The calls are answered by food safety specialists like Tina Hanes. "This time of year we are getting grilling-type questions or questions from people who are asking about picnics and traveling with food."

"I was just wondering…can you re-use marinade that you have used on raw chicken on cooked meat?" "Well, you can reuse it as long as you do one important thing. That is to cook it off. You have to boil it first."

The Meat and Poultry Hotline has expanded its programs to include Spanish language services. Also, people can ask questions through e-mail and live chats and get information on social media sites.

Kathy Bernard is project coordinator for the hotline. "We teach consumers everyday, one to one, about how to handle food safely and to prevent food-borne illness. In addition, we also take calls that are related to complaints about food products that has led to foods being recalled, and we think that has probably saved lives."

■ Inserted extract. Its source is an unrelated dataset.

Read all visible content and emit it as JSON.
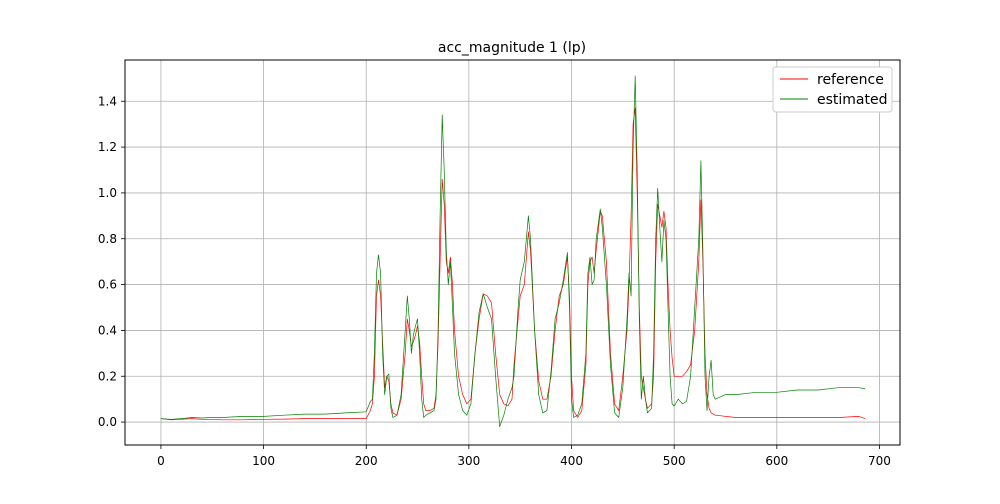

Dr. Robynne Chutkan at Georgetown Hospital in Washington says people can reduce their risk by taking some simple steps. "One of the most important things is to make sure your meat is adequately cooked. I do not recommend that anybody be having a rare hamburger when they are cooking out in the summer. If you’re cooking eggs -- we have seen a lot of salmonella in the United States -- you want to make sure the yolks are firm."

And she says drinking or eating things that contain uncooked eggs is "definitely not a good idea."